In March 2017, following a series of blood tests, he received the devastating news that he had myeloma. The disease developed in his bone marrow and nearly paralysed him when the tumour broke three vertebrae in his back.

 “I was very lucky not to be paralysed.”

Cocktails of painkillers

Soon after his diagnosis, Peter began three intense cycles of chemotherapy.

“The first two cycles after the diagnosis were terrible. I was surviving off a cocktail of painkillers,” he recalls.

“For the past year and a half I've had non-stop chemotherapy, it’s just been cycle after cycle.”

Despite receiving an autologous stem cell transplant in May, where blood stem cells are removed before chemotherapy and then put back to grow new blood cells, Peter says he’s searching for a stem cell donor so he can live longer than seven years.

Reassessing what's important in life

He and wife Jenny (40) haven’t told their children, Max (8) and Seb (6), about the gravity of his condition.
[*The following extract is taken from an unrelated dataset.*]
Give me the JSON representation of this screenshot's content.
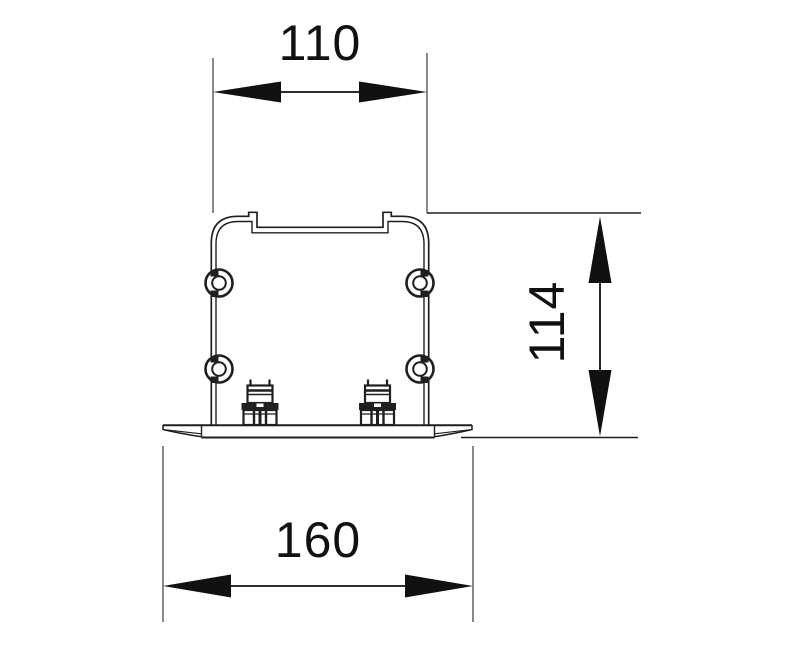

“They don’t need to know it yet, we try to normalise it rather than make a fuss. Sometimes I say I'm too tired to do things but I try to do things with them whenever I can.

“They know something isn't right.”

Peter travels across the UK at his own expense to raise awareness about registering as a stem cell donor.

He said despite the suffering he’s endured, the illness has made him reassess what’s most important in life.

“A full stem cell transplant will give me a brand-new immune system and give me the best possible chance of living beyond the seven-year estimate.

“I’m also trying to raise awareness about registering as a stem cell donor.

“We need more people to register as stem cell donors. It’s a simple process but it will save my life.”